Relationships
Could Anger Be Good for Your Relationships?
Research examines how hostile emotions affect reactions to partners' wrongdoing.
Updated January 6, 2024 Reviewed by Gary Drevitch
Key points
- Study participants imagined how they would respond if a friend or a romantic partner engaged in wrongdoing.
- In the romantic relationship context, feelings of anger increased the likelihood of confrontation.
- Anger also increased the likelihood that people would try to make amends with the friend or romantic partner.
- Feelings of disgust led to a desire to avoid the offending party.
Our relationships bring out a range of emotions, some positive and some negative. Clearly feeling and expressing positive emotions with others is likely to enhance our relationships. But what about negative emotions, like anger? In new research published in the journal Personality and Individual Differences, Helena Karppinen and colleagues examined the role of three hostile emotions in friendships and romantic relationships: Anger, contempt, and disgust.
Hostile Emotions in Relationships
When a friend or romantic partner does something that annoys you or hurts you, you may experience hostile emotions. However, what specific type of hostile emotion you feel depends on how you evaluate the situation that caused it. People are most likely to experience anger if they believe someone has intentionally harmed them or treated them unfairly. Disgust arises from feelings of contamination or concerns about purity. Contempt occurs when we perceive someone as being incompetent or undeserving of our respect.
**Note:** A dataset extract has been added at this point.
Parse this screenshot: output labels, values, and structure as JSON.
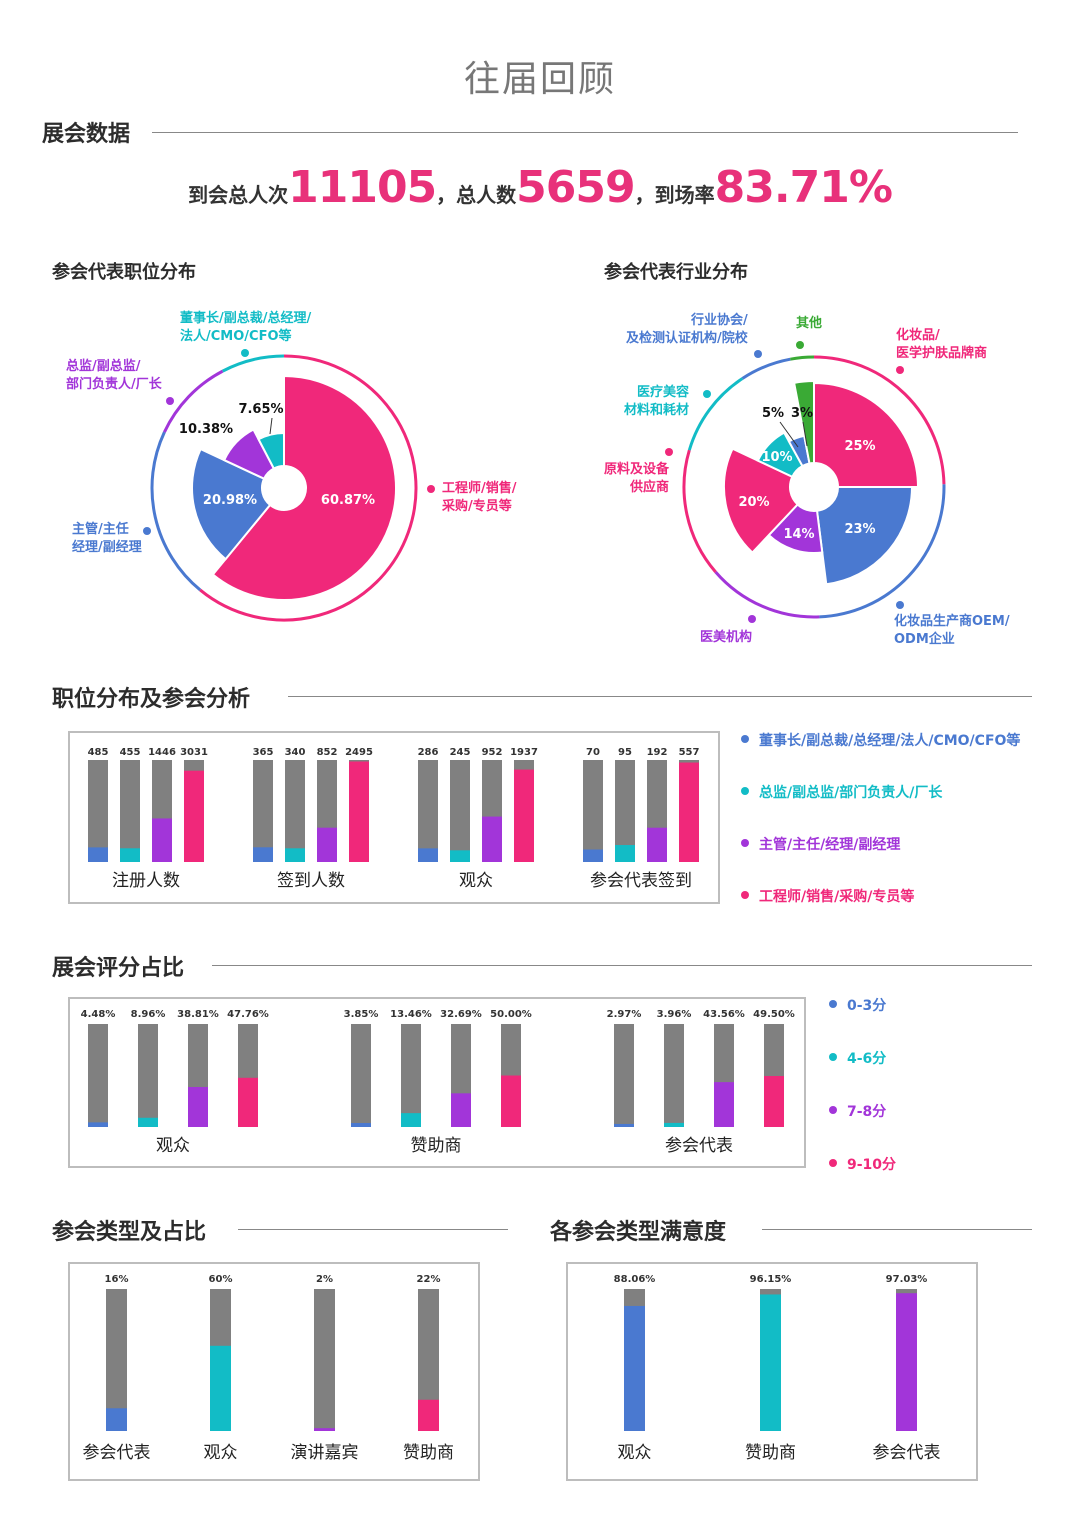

Hostile emotions play a particularly important role in our close relationships. Perhaps somewhat surprisingly, anger can actually be helpful in long-term romantic relationships. Some researchers have speculated that this is because expressing anger toward a relationship partner is a way to get that partner to change their behavior and repair the relationship. For example, a woman might angrily reprimand her partner for forgetting an anniversary, hoping this will make him less likely to forget the date in the future. However, some hostile emotions are more likely to be harmful. Research on how married couples interact with one another during conflict has shown that people who express disgust and contempt toward their partners are particularly likely to experience poor marital satisfaction and divorce.
The Research
In the new research, Karppinen and her colleagues conducted two studies in which participants were asked to imagine that a relationship partner had engaged in wrongdoing that made them feel disgust, contempt, or anger. Participants rated how much they would feel each of these types of emotions. They also rated how likely they would be to engage in three specific types of behaviors in response to the wrongdoing: aggressive behavior (e.g., criticize the partner), avoidance behavior, or reparative behavior (e.g., try to make amends). The researchers also wanted to determine if the relationship context mattered, so in the first study participants were asked to imagine that the transgression occurred in a romantic relationship and in the second study they were asked to imagine that it occurred in a friendship.
The Results
The researchers found that different types of hostile emotions were related to different behavioral reactions. When participants imagined their romantic partner engaging in wrongdoing, the more hostile emotions (anger, disgust, and contempt) they experienced, the more they reported that they would behave aggressively toward the partner by criticizing them or confronting them with their negative emotions. However, when the wrongdoing was committed by a friend, only feelings of disgust were associated with more aggressive responses. This was somewhat surprising because while anger does typically lead to confrontation, disgust is most often associated with avoidance. As the researchers expected, disgust was also related to the tendency to avoid the transgressor in both the romantic relationship and the friendship context. Anger was also related to taking reparative action in both romantic relationships and friendships. So the angrier people felt, the more likely they were to say that they would try to make amends.
In Sum
These studies show that hostile emotions can sometimes be good for relationships. In particular, feelings of anger can lead to positive action. In both the friendship and the romantic relationship context, the angrier people felt, the more likely they were to try to make up and repair the relationship. In addition, in the romantic context, anger was associated with criticizing the partner. While criticism is unpleasant, it's not necessarily all bad if it motivates the other person to make a positive change. Disgust, for the most part, was all bad; feelings of disgust created a desire to avoid the offending party. This is likely to create distance in a relationship and reduces opportunities for partners to make amends, forgive, or encourage more positive behaviors in the future.